La restrizione dei consumi viene imposta dalla lunga durata della guerra e dagli intensi sforzi richiesti alla produzione. Le risorse devono essere dirottate dai consumi privati e investite nella produzione dei settori strategici, soprattutto bellici, come quelli metallurgico e meccanico.
L’ideologia della parsimonia e dei sacrifici diventa un imperativo economico e morale, legato alla potenza e persino alla sopravvivenza della nazione, che deve essere ben compreso dalla popolazione.

A tale scopo nel 1917 viene costituita una Commissione per la propaganda della limitazione dei consumi incaricata di divulgare le necessità e le ragioni della oculatezza alimentare, mobilitando deputati, prefetti, sindaci, provveditori agli studi, insegnanti, personalità del mondo culturale e del volontariato che fungeranno da amplificatori e moltiplicatori della propaganda.

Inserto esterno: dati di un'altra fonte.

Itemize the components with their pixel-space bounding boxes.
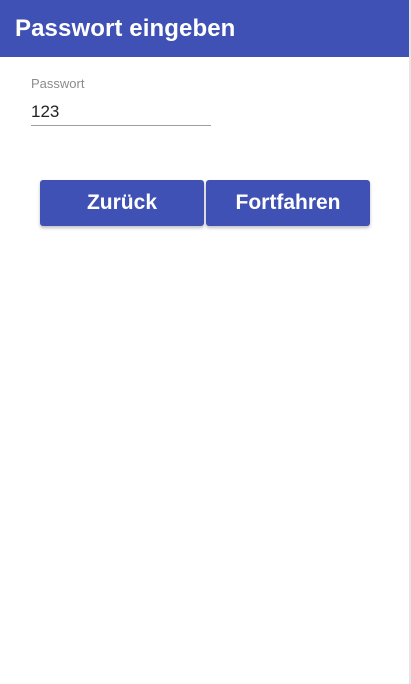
password-field: Passwort [31,76,211,128]
password-screen: Passwort eingeben Passwort Zurück Fortfa… [0,0,411,684]
continue-button[interactable]: Fortfahren [206,180,370,226]
page-title: Passwort eingeben [15,14,236,42]
app-bar: Passwort eingeben [0,0,411,57]
action-buttons: Zurück Fortfahren [40,180,370,226]
password-label: Passwort [31,76,85,91]
back-button[interactable]: Zurück [40,180,204,226]
password-input[interactable] [31,98,211,126]
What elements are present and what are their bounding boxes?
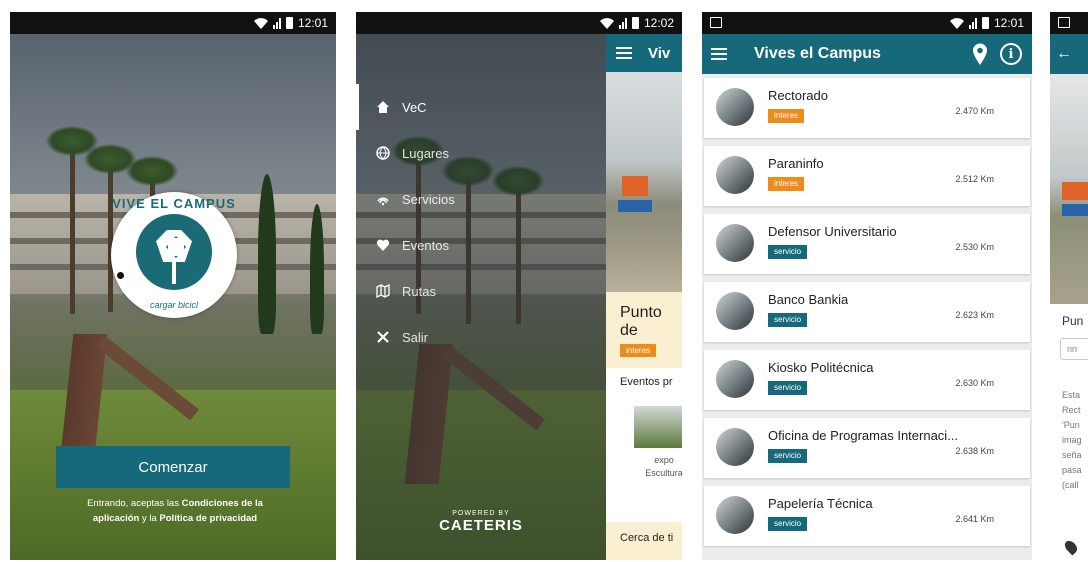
app-title: Viv (648, 44, 671, 62)
battery-icon (285, 17, 293, 29)
status-time: 12:01 (993, 16, 1024, 30)
wifi-icon (253, 17, 268, 29)
menu-icon (711, 48, 727, 60)
place-thumbnail (716, 224, 754, 262)
vive-el-campus-logo: VIVE EL CAMPUS cargar bicicl (111, 192, 237, 318)
event-caption: expo Escultura (645, 455, 682, 478)
drawer-screen: 12:02 Viv Punto de interes Eventos pr ex… (356, 12, 682, 560)
location-pin-icon[interactable] (1062, 538, 1080, 556)
app-bar: ← (1050, 34, 1088, 74)
category-tag: interes (768, 109, 805, 123)
interes-tag: interes (620, 344, 657, 357)
events-heading: Eventos pr (620, 376, 673, 388)
menu-item-eventos[interactable]: Eventos (356, 222, 606, 268)
place-photo (606, 72, 682, 292)
app-bar: Vives el Campus i (702, 34, 1032, 74)
wifi-icon (599, 17, 614, 29)
battery-icon (981, 17, 989, 29)
menu-item-vec[interactable]: VeC (356, 84, 606, 130)
event-thumbnail[interactable] (634, 406, 682, 448)
list-item[interactable]: Oficina de Programas Internaci... servic… (704, 418, 1030, 478)
menu-item-servicios[interactable]: Servicios (356, 176, 606, 222)
category-tag: servicio (768, 381, 808, 395)
splash-screen: 12:01 VIVE EL CAMPUS cargar bicicl Comen… (10, 12, 336, 560)
legal-notice: Entrando, aceptas las Condiciones de la … (87, 498, 263, 524)
places-list-screen: 12:01 Vives el Campus i Rectorado intere… (702, 12, 1032, 560)
wifi-icon (376, 192, 390, 206)
place-thumbnail (716, 88, 754, 126)
menu-button[interactable] (702, 34, 736, 74)
close-icon (376, 330, 390, 344)
nearby-heading: Cerca de ti (606, 522, 682, 560)
home-icon (376, 100, 390, 114)
status-bar (1050, 12, 1088, 34)
signal-icon (618, 17, 627, 29)
menu-item-rutas[interactable]: Rutas (356, 268, 606, 314)
menu-icon[interactable] (616, 47, 632, 59)
status-bar: 12:01 (702, 12, 1032, 34)
list-item[interactable]: Kiosko Politécnica servicio 2.630 Km (704, 350, 1030, 410)
place-photo (1050, 74, 1088, 304)
notification-image-icon (710, 17, 722, 28)
distance: 2.470 Km (955, 106, 994, 116)
place-detail-screen: ← Pun nn Esta Rect 'Pun imag seña pasa (… (1050, 12, 1088, 560)
back-arrow-icon[interactable]: ← (1056, 45, 1072, 63)
place-thumbnail (716, 292, 754, 330)
category-tag: servicio (768, 313, 808, 327)
list-item[interactable]: Rectorado interes 2.470 Km (704, 78, 1030, 138)
place-description: Esta Rect 'Pun imag seña pasa (call (1062, 390, 1082, 490)
place-input[interactable]: nn (1060, 338, 1088, 360)
map-pin-icon[interactable] (972, 43, 988, 65)
powered-by-caeteris: POWERED BY CAETERIS (439, 510, 523, 534)
notification-image-icon (1058, 17, 1070, 28)
start-button[interactable]: Comenzar (56, 446, 290, 488)
status-time: 12:01 (297, 16, 328, 30)
drawer-menu: VeC Lugares Servicios Eventos Rutas Sali… (356, 84, 606, 360)
heart-icon (376, 238, 390, 252)
place-panel[interactable]: Punto de interes (606, 292, 682, 368)
place-thumbnail (716, 360, 754, 398)
menu-item-lugares[interactable]: Lugares (356, 130, 606, 176)
distance: 2.623 Km (955, 310, 994, 320)
category-tag: interes (768, 177, 805, 191)
place-thumbnail (716, 428, 754, 466)
category-tag: servicio (768, 517, 808, 531)
place-thumbnail (716, 156, 754, 194)
distance: 2.641 Km (955, 514, 994, 524)
info-icon[interactable]: i (1000, 43, 1022, 65)
distance: 2.512 Km (955, 174, 994, 184)
battery-icon (631, 17, 639, 29)
list-item[interactable]: Banco Bankia servicio 2.623 Km (704, 282, 1030, 342)
places-list: Rectorado interes 2.470 Km Paraninfo int… (702, 74, 1032, 554)
status-time: 12:02 (643, 16, 674, 30)
place-title: Punto de (620, 304, 662, 339)
wifi-icon (949, 17, 964, 29)
list-item[interactable]: Defensor Universitario servicio 2.530 Km (704, 214, 1030, 274)
status-bar: 12:02 (356, 12, 682, 34)
distance: 2.630 Km (955, 378, 994, 388)
app-title: Vives el Campus (754, 45, 881, 62)
list-item[interactable]: Paraninfo interes 2.512 Km (704, 146, 1030, 206)
menu-item-salir[interactable]: Salir (356, 314, 606, 360)
distance: 2.530 Km (955, 242, 994, 252)
signal-icon (968, 17, 977, 29)
place-thumbnail (716, 496, 754, 534)
map-icon (376, 284, 390, 298)
place-title: Pun (1062, 314, 1084, 328)
category-tag: servicio (768, 245, 808, 259)
category-tag: servicio (768, 449, 808, 463)
privacy-link[interactable]: Política de privacidad (159, 513, 257, 524)
distance: 2.638 Km (955, 446, 994, 456)
home-screen-behind-drawer: Viv Punto de interes Eventos pr expo Esc… (606, 34, 682, 560)
signal-icon (272, 17, 281, 29)
list-item[interactable]: Papelería Técnica servicio 2.641 Km (704, 486, 1030, 546)
globe-icon (376, 146, 390, 160)
status-bar: 12:01 (10, 12, 336, 34)
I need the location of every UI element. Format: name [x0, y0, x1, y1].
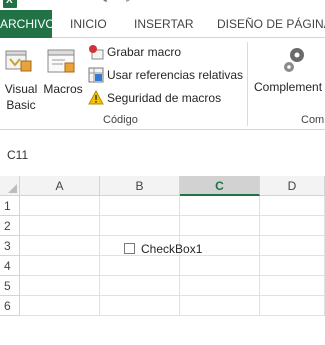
row-header-5[interactable]: 5: [0, 276, 20, 296]
cell-b2[interactable]: [100, 216, 180, 236]
cell-b4[interactable]: [100, 256, 180, 276]
cell-a6[interactable]: [20, 296, 100, 316]
visual-basic-label-line2: Basic: [6, 98, 36, 112]
column-header-c[interactable]: C: [180, 176, 260, 196]
row-header-2[interactable]: 2: [0, 216, 20, 236]
cell-c4[interactable]: [180, 256, 260, 276]
checkbox-box[interactable]: [124, 243, 135, 254]
addins-label: Complement: [254, 80, 323, 94]
cell-b1[interactable]: [100, 196, 180, 216]
cell-a3[interactable]: [20, 236, 100, 256]
column-header-d[interactable]: D: [260, 176, 325, 196]
cell-b5[interactable]: [100, 276, 180, 296]
worksheet-grid: A B C D 1 2 3 4 5 6 CheckBox1: [0, 176, 325, 345]
select-all-button[interactable]: [0, 176, 20, 196]
ribbon-group-divider: [247, 42, 248, 126]
record-macro-label: Grabar macro: [107, 45, 182, 59]
tab-page-layout[interactable]: DISEÑO DE PÁGINA: [217, 10, 325, 38]
warning-icon: [88, 90, 104, 105]
row-header-4[interactable]: 4: [0, 256, 20, 276]
cell-b6[interactable]: [100, 296, 180, 316]
formula-bar-row: C11: [0, 140, 325, 170]
name-box[interactable]: C11: [7, 148, 28, 162]
ribbon-panel: Visual Basic Macros Grabar macro Usar re…: [0, 38, 325, 130]
relative-references-label: Usar referencias relativas: [107, 68, 244, 82]
cell-a4[interactable]: [20, 256, 100, 276]
quick-access-toolbar: [0, 0, 325, 10]
checkbox-label: CheckBox1: [141, 242, 203, 256]
addins-group-label: Com: [301, 114, 325, 126]
row-header-6[interactable]: 6: [0, 296, 20, 316]
column-header-a[interactable]: A: [20, 176, 100, 196]
redo-icon[interactable]: [122, 0, 132, 6]
cell-d2[interactable]: [260, 216, 325, 236]
visual-basic-label-line1: Visual: [4, 82, 38, 96]
cell-c1[interactable]: [180, 196, 260, 216]
cell-d5[interactable]: [260, 276, 325, 296]
save-icon[interactable]: [60, 0, 70, 6]
tab-home[interactable]: INICIO: [70, 10, 107, 38]
macro-security-label: Seguridad de macros: [107, 91, 222, 105]
ribbon-tabs: ARCHIVO INICIO INSERTAR DISEÑO DE PÁGINA: [0, 10, 325, 38]
cell-c2[interactable]: [180, 216, 260, 236]
record-macro-icon: [89, 45, 104, 60]
cell-c6[interactable]: [180, 296, 260, 316]
gear-icon: [284, 48, 304, 72]
tab-insert[interactable]: INSERTAR: [134, 10, 194, 38]
cell-a5[interactable]: [20, 276, 100, 296]
macros-label: Macros: [43, 82, 83, 96]
column-header-b[interactable]: B: [100, 176, 180, 196]
cell-d1[interactable]: [260, 196, 325, 216]
cell-d6[interactable]: [260, 296, 325, 316]
relative-references-icon: [88, 67, 104, 83]
code-group-label: Código: [103, 114, 138, 126]
macros-icon: [47, 49, 75, 73]
cell-c5[interactable]: [180, 276, 260, 296]
row-header-3[interactable]: 3: [0, 236, 20, 256]
cell-d3[interactable]: [260, 236, 325, 256]
cell-a2[interactable]: [20, 216, 100, 236]
tab-file[interactable]: ARCHIVO: [0, 10, 55, 38]
cell-a1[interactable]: [20, 196, 100, 216]
cell-d4[interactable]: [260, 256, 325, 276]
visual-basic-icon: [5, 50, 32, 72]
excel-logo-icon: [3, 0, 17, 8]
undo-icon[interactable]: [101, 0, 111, 6]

I materiali così prodotti abbondano di incitamenti e ingiunzioni: l’italiano è esortato a limitare il consumo della carne e dello zucchero, a mangiare pane raffermo, a non far provviste di derrate alimentari e a non speculare, a non indulgere nel lusso e a non sprecare i guadagni all’osteria; ma soprattutto deve avere «sempre nel pensiero che, mentre tu vivi tranquillamente nella tua casa, i tuoi fratelli, i tuoi figli menano un’esistenza non da esseri umani, nelle caverne e fra le nevi, in continui inenarrabili disagi e tremendi pericoli, e ciò sopportano con animo lieto per la grandezza della nostra Italia. Fa buon viso a questi minimi disagi, senza pericoli di sorta; pensa che ogni tua trasgressione a questo decalogo intacca la tua onorabilità di cittadino; perché è disobbedienza alle leggi del tuo paese. Pensa infine che ogni tuo piccolo sacrificio affretta e avvicina l’ora della vittoria e della pace» (I doveri dell’italiano durante la guerra, p. 1).

Approfondimenti bibliografici

  • Maria Concetta Dentoni, Annona e consenso in Italia 1914-1919, Milano, Angeli, 1995.
  • Antonio Gibelli, La grande guerra degli italiani, Milano, Rizzoli, 1998.